Here’s what you need to know:
For the vast majority of tax returns, the standard deduction is the right choice.
“In general, taxpayers whose total itemized deductions are less than the standard deduction (based on their filing status) will benefit from taking the standard deduction. However, if the taxpayer’s total itemized deductions are greater than the standard deduction, they must itemize,” said Kathy Pickering, chief tax officer at H.&R block.
However, there are a few exceptions, and there are some things you should consider specifying that people sometimes forget.
“One situation where it may be useful to itemize this is when the taxpayer is claimed as dependent on another taxpayer’s return, and his standard deduction is limited,” Pickering says.
Deductions may include amounts paid for eligible state and local income taxes, real estate taxes, property taxes, mortgage interest, disaster losses, charitable donations, and a portion of medical and dental expenses.
According to Tom O’Saben, director of tax content and government relations at the National Association of Tax Professionals, the three biggest potential deductions for most people are mortgage interest, charitable donations of cash or real estate (these require a separate form to be filled out). anything over $500, and anything over $5,000 requires an appraisal), and eligible state and local taxes (known as SALT), which are now capped at $10,000 for most people.
“For a small business owner, almost all tax-deductible business expenses come out of their checkbook. Capturing it is the easy part. But there are a few things it’s easy to miss,” says Keith Hall, CEO of the National Association for the Self-Employed (and CPA himself).
Car use for small businesses is one thing. Keep a logbook in your car. When you visit a customer or go to the post office or store, record those miles. They add up. For 2023, 65.5 cents per mile will be allowed as a deduction.
The home office deduction is also easy to miss. If you have a dedicated home office for your business, $5 per square foot can be deducted.
Pension fund contributions can also be deducted, Hall says. Those contributions save taxpayers money today. A simplified employee retirement fund is something that many small business owners have.
“The SEP is as easy to open as opening a bank account and they can deposit up to 20 percent of their profits into that account, and it is tax deductible,” says Hall.
Pickering points out that there are two types of deductions to take into account; above the line and below the line.
“Above the line deductions can be claimed without having to itemize your deductions and can still be claimed if you also claim the standard deduction. Bottom line deductions can only be claimed if the taxpayer items the deductions,” Pickering explains.

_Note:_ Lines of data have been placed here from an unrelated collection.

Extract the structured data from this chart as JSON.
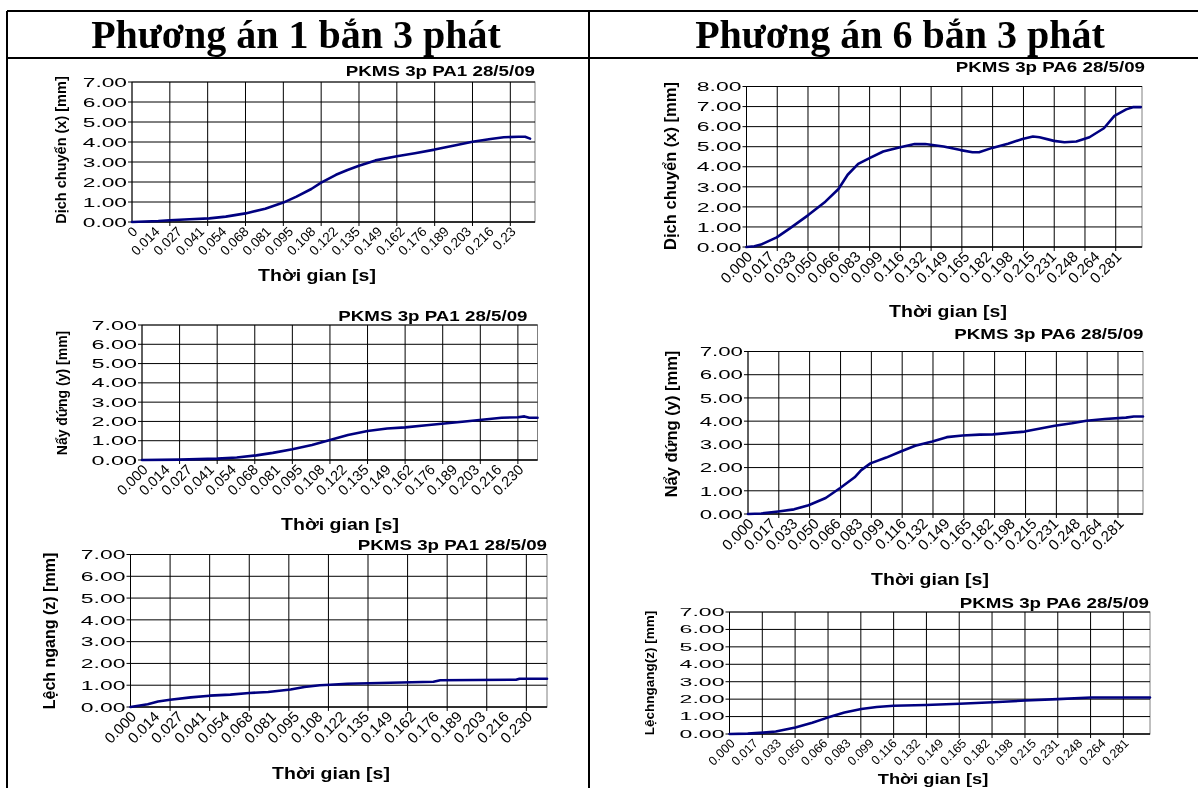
{
  "chart_data": [
    {
      "type": "line",
      "title": "Phương án 1 bắn 3 phát",
      "subtitle": "PKMS 3p PA1 28/5/09",
      "xlabel": "Thời gian [s]",
      "ylabel": "Dịch chuyển (x) [mm]",
      "color": "#000080",
      "grid": true,
      "x": [
        0,
        0.016,
        0.023,
        0.035,
        0.047,
        0.057,
        0.069,
        0.081,
        0.092,
        0.1,
        0.109,
        0.115,
        0.124,
        0.131,
        0.138,
        0.148,
        0.161,
        0.172,
        0.184,
        0.196,
        0.207,
        0.218,
        0.226,
        0.235,
        0.239,
        0.242
      ],
      "values": [
        0,
        0.05,
        0.09,
        0.14,
        0.18,
        0.27,
        0.43,
        0.66,
        0.97,
        1.27,
        1.65,
        1.97,
        2.36,
        2.6,
        2.81,
        3.08,
        3.29,
        3.44,
        3.62,
        3.83,
        4.01,
        4.15,
        4.24,
        4.26,
        4.26,
        4.17
      ],
      "xlim": [
        0,
        0.245
      ],
      "xticks": [
        {
          "value": 0,
          "label": "0"
        },
        {
          "value": 0.0135,
          "label": "0.014"
        },
        {
          "value": 0.0271,
          "label": "0.027"
        },
        {
          "value": 0.0406,
          "label": "0.041"
        },
        {
          "value": 0.0541,
          "label": "0.054"
        },
        {
          "value": 0.0676,
          "label": "0.068"
        },
        {
          "value": 0.0812,
          "label": "0.081"
        },
        {
          "value": 0.0947,
          "label": "0.095"
        },
        {
          "value": 0.1082,
          "label": "0.108"
        },
        {
          "value": 0.1218,
          "label": "0.122"
        },
        {
          "value": 0.1353,
          "label": "0.135"
        },
        {
          "value": 0.1488,
          "label": "0.149"
        },
        {
          "value": 0.1624,
          "label": "0.162"
        },
        {
          "value": 0.1759,
          "label": "0.176"
        },
        {
          "value": 0.1894,
          "label": "0.189"
        },
        {
          "value": 0.2029,
          "label": "0.203"
        },
        {
          "value": 0.2165,
          "label": "0.216"
        },
        {
          "value": 0.23,
          "label": "0.23"
        },
        {
          "value": 0.023,
          "label": null
        },
        {
          "value": 0.046,
          "label": null
        },
        {
          "value": 0.069,
          "label": null
        },
        {
          "value": 0.092,
          "label": null
        },
        {
          "value": 0.115,
          "label": null
        },
        {
          "value": 0.138,
          "label": null
        },
        {
          "value": 0.161,
          "label": null
        },
        {
          "value": 0.184,
          "label": null
        },
        {
          "value": 0.207,
          "label": null
        },
        {
          "value": 0.23,
          "label": null
        }
      ],
      "ylim": [
        0,
        7
      ],
      "yticks": [
        {
          "value": 0,
          "label": "0.00"
        },
        {
          "value": 1,
          "label": "1.00"
        },
        {
          "value": 2,
          "label": "2.00"
        },
        {
          "value": 3,
          "label": "3.00"
        },
        {
          "value": 4,
          "label": "4.00"
        },
        {
          "value": 5,
          "label": "5.00"
        },
        {
          "value": 6,
          "label": "6.00"
        },
        {
          "value": 7,
          "label": "7.00"
        }
      ]
    },
    {
      "type": "line",
      "title": "PKMS 3p PA1 28/5/09",
      "xlabel": "Thời gian [s]",
      "ylabel": "Nẩy đứng (y) [mm]",
      "color": "#000080",
      "grid": true,
      "x": [
        0,
        0.023,
        0.046,
        0.058,
        0.07,
        0.08,
        0.092,
        0.104,
        0.115,
        0.126,
        0.138,
        0.15,
        0.161,
        0.174,
        0.185,
        0.196,
        0.208,
        0.22,
        0.23,
        0.234,
        0.237,
        0.242
      ],
      "values": [
        0,
        0.02,
        0.07,
        0.13,
        0.24,
        0.37,
        0.56,
        0.78,
        1.04,
        1.3,
        1.5,
        1.63,
        1.69,
        1.8,
        1.89,
        1.98,
        2.09,
        2.19,
        2.22,
        2.26,
        2.19,
        2.19
      ],
      "xlim": [
        0,
        0.242
      ],
      "xticks": [
        {
          "value": 0,
          "label": "0.000"
        },
        {
          "value": 0.0135,
          "label": "0.014"
        },
        {
          "value": 0.0271,
          "label": "0.027"
        },
        {
          "value": 0.0406,
          "label": "0.041"
        },
        {
          "value": 0.0541,
          "label": "0.054"
        },
        {
          "value": 0.0676,
          "label": "0.068"
        },
        {
          "value": 0.0812,
          "label": "0.081"
        },
        {
          "value": 0.0947,
          "label": "0.095"
        },
        {
          "value": 0.1082,
          "label": "0.108"
        },
        {
          "value": 0.1218,
          "label": "0.122"
        },
        {
          "value": 0.1353,
          "label": "0.135"
        },
        {
          "value": 0.1488,
          "label": "0.149"
        },
        {
          "value": 0.1624,
          "label": "0.162"
        },
        {
          "value": 0.1759,
          "label": "0.176"
        },
        {
          "value": 0.1894,
          "label": "0.189"
        },
        {
          "value": 0.2029,
          "label": "0.203"
        },
        {
          "value": 0.2165,
          "label": "0.216"
        },
        {
          "value": 0.23,
          "label": "0.230"
        },
        {
          "value": 0.023,
          "label": null
        },
        {
          "value": 0.046,
          "label": null
        },
        {
          "value": 0.069,
          "label": null
        },
        {
          "value": 0.092,
          "label": null
        },
        {
          "value": 0.115,
          "label": null
        },
        {
          "value": 0.138,
          "label": null
        },
        {
          "value": 0.161,
          "label": null
        },
        {
          "value": 0.184,
          "label": null
        },
        {
          "value": 0.207,
          "label": null
        },
        {
          "value": 0.23,
          "label": null
        }
      ],
      "ylim": [
        0,
        7
      ],
      "yticks": [
        {
          "value": 0,
          "label": "0.00"
        },
        {
          "value": 1,
          "label": "1.00"
        },
        {
          "value": 2,
          "label": "2.00"
        },
        {
          "value": 3,
          "label": "3.00"
        },
        {
          "value": 4,
          "label": "4.00"
        },
        {
          "value": 5,
          "label": "5.00"
        },
        {
          "value": 6,
          "label": "6.00"
        },
        {
          "value": 7,
          "label": "7.00"
        }
      ]
    },
    {
      "type": "line",
      "title": "PKMS 3p PA1 28/5/09",
      "xlabel": "Thời gian [s]",
      "ylabel": "Lệch ngang (z) [mm]",
      "color": "#000080",
      "grid": true,
      "x": [
        0,
        0.01,
        0.016,
        0.023,
        0.035,
        0.046,
        0.058,
        0.069,
        0.08,
        0.093,
        0.101,
        0.11,
        0.116,
        0.126,
        0.151,
        0.176,
        0.18,
        0.224,
        0.226,
        0.242
      ],
      "values": [
        0,
        0.13,
        0.25,
        0.33,
        0.44,
        0.52,
        0.57,
        0.64,
        0.69,
        0.8,
        0.92,
        1,
        1.02,
        1.07,
        1.11,
        1.16,
        1.23,
        1.25,
        1.3,
        1.3
      ],
      "xlim": [
        0,
        0.242
      ],
      "xticks": [
        {
          "value": 0,
          "label": "0.000"
        },
        {
          "value": 0.0135,
          "label": "0.014"
        },
        {
          "value": 0.0271,
          "label": "0.027"
        },
        {
          "value": 0.0406,
          "label": "0.041"
        },
        {
          "value": 0.0541,
          "label": "0.054"
        },
        {
          "value": 0.0676,
          "label": "0.068"
        },
        {
          "value": 0.0812,
          "label": "0.081"
        },
        {
          "value": 0.0947,
          "label": "0.095"
        },
        {
          "value": 0.1082,
          "label": "0.108"
        },
        {
          "value": 0.1218,
          "label": "0.122"
        },
        {
          "value": 0.1353,
          "label": "0.135"
        },
        {
          "value": 0.1488,
          "label": "0.149"
        },
        {
          "value": 0.1624,
          "label": "0.162"
        },
        {
          "value": 0.1759,
          "label": "0.176"
        },
        {
          "value": 0.1894,
          "label": "0.189"
        },
        {
          "value": 0.2029,
          "label": "0.203"
        },
        {
          "value": 0.2165,
          "label": "0.216"
        },
        {
          "value": 0.23,
          "label": "0.230"
        },
        {
          "value": 0.023,
          "label": null
        },
        {
          "value": 0.046,
          "label": null
        },
        {
          "value": 0.069,
          "label": null
        },
        {
          "value": 0.092,
          "label": null
        },
        {
          "value": 0.115,
          "label": null
        },
        {
          "value": 0.138,
          "label": null
        },
        {
          "value": 0.161,
          "label": null
        },
        {
          "value": 0.184,
          "label": null
        },
        {
          "value": 0.207,
          "label": null
        },
        {
          "value": 0.23,
          "label": null
        }
      ],
      "ylim": [
        0,
        7
      ],
      "yticks": [
        {
          "value": 0,
          "label": "0.00"
        },
        {
          "value": 1,
          "label": "1.00"
        },
        {
          "value": 2,
          "label": "2.00"
        },
        {
          "value": 3,
          "label": "3.00"
        },
        {
          "value": 4,
          "label": "4.00"
        },
        {
          "value": 5,
          "label": "5.00"
        },
        {
          "value": 6,
          "label": "6.00"
        },
        {
          "value": 7,
          "label": "7.00"
        }
      ]
    },
    {
      "type": "line",
      "title": "Phương án 6 bắn 3 phát",
      "subtitle": "PKMS 3p PA6 28/5/09",
      "xlabel": "Thời gian [s]",
      "ylabel": "Dịch chuyển (x) [mm]",
      "color": "#000080",
      "grid": true,
      "x": [
        0,
        0.006,
        0.011,
        0.023,
        0.033,
        0.047,
        0.06,
        0.07,
        0.077,
        0.085,
        0.094,
        0.104,
        0.117,
        0.128,
        0.136,
        0.15,
        0.163,
        0.172,
        0.177,
        0.187,
        0.199,
        0.21,
        0.218,
        0.223,
        0.234,
        0.242,
        0.251,
        0.261,
        0.272,
        0.28,
        0.289,
        0.294,
        0.3
      ],
      "values": [
        0,
        0.04,
        0.12,
        0.48,
        0.93,
        1.59,
        2.26,
        2.89,
        3.6,
        4.14,
        4.44,
        4.76,
        4.97,
        5.13,
        5.13,
        5.01,
        4.83,
        4.72,
        4.72,
        4.94,
        5.15,
        5.38,
        5.51,
        5.47,
        5.29,
        5.22,
        5.26,
        5.47,
        5.92,
        6.54,
        6.86,
        6.97,
        6.97
      ],
      "xlim": [
        0,
        0.301
      ],
      "xticks": [
        {
          "value": 0,
          "label": "0.000"
        },
        {
          "value": 0.0165,
          "label": "0.017"
        },
        {
          "value": 0.0331,
          "label": "0.033"
        },
        {
          "value": 0.0496,
          "label": "0.050"
        },
        {
          "value": 0.0661,
          "label": "0.066"
        },
        {
          "value": 0.0826,
          "label": "0.083"
        },
        {
          "value": 0.0992,
          "label": "0.099"
        },
        {
          "value": 0.1157,
          "label": "0.116"
        },
        {
          "value": 0.1322,
          "label": "0.132"
        },
        {
          "value": 0.1488,
          "label": "0.149"
        },
        {
          "value": 0.1653,
          "label": "0.165"
        },
        {
          "value": 0.1818,
          "label": "0.182"
        },
        {
          "value": 0.1984,
          "label": "0.198"
        },
        {
          "value": 0.2149,
          "label": "0.215"
        },
        {
          "value": 0.2314,
          "label": "0.231"
        },
        {
          "value": 0.2479,
          "label": "0.248"
        },
        {
          "value": 0.2645,
          "label": "0.264"
        },
        {
          "value": 0.281,
          "label": "0.281"
        },
        {
          "value": 0.0234,
          "label": null
        },
        {
          "value": 0.0468,
          "label": null
        },
        {
          "value": 0.0703,
          "label": null
        },
        {
          "value": 0.0937,
          "label": null
        },
        {
          "value": 0.1171,
          "label": null
        },
        {
          "value": 0.1405,
          "label": null
        },
        {
          "value": 0.1639,
          "label": null
        },
        {
          "value": 0.1873,
          "label": null
        },
        {
          "value": 0.2108,
          "label": null
        },
        {
          "value": 0.2342,
          "label": null
        },
        {
          "value": 0.2576,
          "label": null
        },
        {
          "value": 0.281,
          "label": null
        }
      ],
      "ylim": [
        0,
        8
      ],
      "yticks": [
        {
          "value": 0,
          "label": "0.00"
        },
        {
          "value": 1,
          "label": "1.00"
        },
        {
          "value": 2,
          "label": "2.00"
        },
        {
          "value": 3,
          "label": "3.00"
        },
        {
          "value": 4,
          "label": "4.00"
        },
        {
          "value": 5,
          "label": "5.00"
        },
        {
          "value": 6,
          "label": "6.00"
        },
        {
          "value": 7,
          "label": "7.00"
        },
        {
          "value": 8,
          "label": "8.00"
        }
      ]
    },
    {
      "type": "line",
      "title": "PKMS 3p PA6 28/5/09",
      "xlabel": "Thời gian [s]",
      "ylabel": "Nẩy đứng (y) [mm]",
      "color": "#000080",
      "grid": true,
      "x": [
        0,
        0.01,
        0.023,
        0.035,
        0.046,
        0.059,
        0.07,
        0.081,
        0.086,
        0.093,
        0.105,
        0.116,
        0.127,
        0.14,
        0.151,
        0.163,
        0.176,
        0.186,
        0.21,
        0.222,
        0.233,
        0.246,
        0.257,
        0.271,
        0.287,
        0.293,
        0.3
      ],
      "values": [
        0,
        0.02,
        0.11,
        0.2,
        0.38,
        0.69,
        1.12,
        1.58,
        1.89,
        2.18,
        2.43,
        2.69,
        2.94,
        3.12,
        3.31,
        3.38,
        3.42,
        3.43,
        3.55,
        3.68,
        3.8,
        3.91,
        4.02,
        4.09,
        4.15,
        4.2,
        4.2
      ],
      "xlim": [
        0,
        0.3
      ],
      "xticks": [
        {
          "value": 0,
          "label": "0.000"
        },
        {
          "value": 0.0165,
          "label": "0.017"
        },
        {
          "value": 0.0331,
          "label": "0.033"
        },
        {
          "value": 0.0496,
          "label": "0.050"
        },
        {
          "value": 0.0661,
          "label": "0.066"
        },
        {
          "value": 0.0826,
          "label": "0.083"
        },
        {
          "value": 0.0992,
          "label": "0.099"
        },
        {
          "value": 0.1157,
          "label": "0.116"
        },
        {
          "value": 0.1322,
          "label": "0.132"
        },
        {
          "value": 0.1488,
          "label": "0.149"
        },
        {
          "value": 0.1653,
          "label": "0.165"
        },
        {
          "value": 0.1818,
          "label": "0.182"
        },
        {
          "value": 0.1984,
          "label": "0.198"
        },
        {
          "value": 0.2149,
          "label": "0.215"
        },
        {
          "value": 0.2314,
          "label": "0.231"
        },
        {
          "value": 0.2479,
          "label": "0.248"
        },
        {
          "value": 0.2645,
          "label": "0.264"
        },
        {
          "value": 0.281,
          "label": "0.281"
        },
        {
          "value": 0.0234,
          "label": null
        },
        {
          "value": 0.0468,
          "label": null
        },
        {
          "value": 0.0703,
          "label": null
        },
        {
          "value": 0.0937,
          "label": null
        },
        {
          "value": 0.1171,
          "label": null
        },
        {
          "value": 0.1405,
          "label": null
        },
        {
          "value": 0.1639,
          "label": null
        },
        {
          "value": 0.1873,
          "label": null
        },
        {
          "value": 0.2108,
          "label": null
        },
        {
          "value": 0.2342,
          "label": null
        },
        {
          "value": 0.2576,
          "label": null
        },
        {
          "value": 0.281,
          "label": null
        }
      ],
      "ylim": [
        0,
        7
      ],
      "yticks": [
        {
          "value": 0,
          "label": "0.00"
        },
        {
          "value": 1,
          "label": "1.00"
        },
        {
          "value": 2,
          "label": "2.00"
        },
        {
          "value": 3,
          "label": "3.00"
        },
        {
          "value": 4,
          "label": "4.00"
        },
        {
          "value": 5,
          "label": "5.00"
        },
        {
          "value": 6,
          "label": "6.00"
        },
        {
          "value": 7,
          "label": "7.00"
        }
      ]
    },
    {
      "type": "line",
      "title": "PKMS 3p PA6 28/5/09",
      "xlabel": "Thời gian [s]",
      "ylabel": "Lệchngang(z) [mm]",
      "color": "#000080",
      "grid": true,
      "x": [
        0,
        0.013,
        0.024,
        0.033,
        0.047,
        0.059,
        0.07,
        0.082,
        0.094,
        0.105,
        0.117,
        0.14,
        0.164,
        0.188,
        0.211,
        0.234,
        0.258,
        0.281,
        0.3
      ],
      "values": [
        0,
        0.02,
        0.08,
        0.14,
        0.37,
        0.65,
        0.94,
        1.23,
        1.43,
        1.55,
        1.62,
        1.66,
        1.74,
        1.82,
        1.92,
        2,
        2.09,
        2.09,
        2.09
      ],
      "xlim": [
        0,
        0.3
      ],
      "xticks": [
        {
          "value": 0,
          "label": "0.000"
        },
        {
          "value": 0.0165,
          "label": "0.017"
        },
        {
          "value": 0.0331,
          "label": "0.033"
        },
        {
          "value": 0.0496,
          "label": "0.050"
        },
        {
          "value": 0.0661,
          "label": "0.066"
        },
        {
          "value": 0.0826,
          "label": "0.083"
        },
        {
          "value": 0.0992,
          "label": "0.099"
        },
        {
          "value": 0.1157,
          "label": "0.116"
        },
        {
          "value": 0.1322,
          "label": "0.132"
        },
        {
          "value": 0.1488,
          "label": "0.149"
        },
        {
          "value": 0.1653,
          "label": "0.165"
        },
        {
          "value": 0.1818,
          "label": "0.182"
        },
        {
          "value": 0.1984,
          "label": "0.198"
        },
        {
          "value": 0.2149,
          "label": "0.215"
        },
        {
          "value": 0.2314,
          "label": "0.231"
        },
        {
          "value": 0.2479,
          "label": "0.248"
        },
        {
          "value": 0.2645,
          "label": "0.264"
        },
        {
          "value": 0.281,
          "label": "0.281"
        },
        {
          "value": 0.0234,
          "label": null
        },
        {
          "value": 0.0468,
          "label": null
        },
        {
          "value": 0.0703,
          "label": null
        },
        {
          "value": 0.0937,
          "label": null
        },
        {
          "value": 0.1171,
          "label": null
        },
        {
          "value": 0.1405,
          "label": null
        },
        {
          "value": 0.1639,
          "label": null
        },
        {
          "value": 0.1873,
          "label": null
        },
        {
          "value": 0.2108,
          "label": null
        },
        {
          "value": 0.2342,
          "label": null
        },
        {
          "value": 0.2576,
          "label": null
        },
        {
          "value": 0.281,
          "label": null
        }
      ],
      "ylim": [
        0,
        7
      ],
      "yticks": [
        {
          "value": 0,
          "label": "0.00"
        },
        {
          "value": 1,
          "label": "1.00"
        },
        {
          "value": 2,
          "label": "2.00"
        },
        {
          "value": 3,
          "label": "3.00"
        },
        {
          "value": 4,
          "label": "4.00"
        },
        {
          "value": 5,
          "label": "5.00"
        },
        {
          "value": 6,
          "label": "6.00"
        },
        {
          "value": 7,
          "label": "7.00"
        }
      ]
    }
  ]
}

A common above-the-line deduction is interest paid on student loans. This can be done even if the standard deduction is taken instead of itemized deductions.
O’Saben says other additional deductions to consider include $300 per tax filer ($600 if a married couple who are both teachers) for primary and secondary school teachers for unreimbursed expenses used in the classroom , such as disinfectant wipes and protective masks. And members of the military who travel should also remember to take deductions for unreimbursed expenses, he says.
On the other hand, deducting the qualified interest a homeowner pays on their mortgage is a below-the-line deduction, available only to those who elect itemized deductions once they take the standard deduction amount.
Other deductions to consider include medical expenses, although these must be more than 7.5 percent of gross income to qualify, O’Saben says.
“In most cases, the list of deductions cannot include health insurance premiums as these were usually deducted from their paychecks before taxes. It also cannot include over-the-counter supplements or electives such as plastic surgery. Moreover, these costs must be paid in full,” he says.
“I have been doing tax for over 33 years and I always tell my clients that it is the reality of what you spent money on that will determine this.”
Sometimes it makes sense to check with your state about state-specific deductions, O’Saben says.
“I’m in Illinois, where they allow an instructional materials credit for K-12 teachers of up to $500. That’s a $500 tax cut,” he says.
Unlike deductions, which lower your taxable income, credits lower your final tax bill.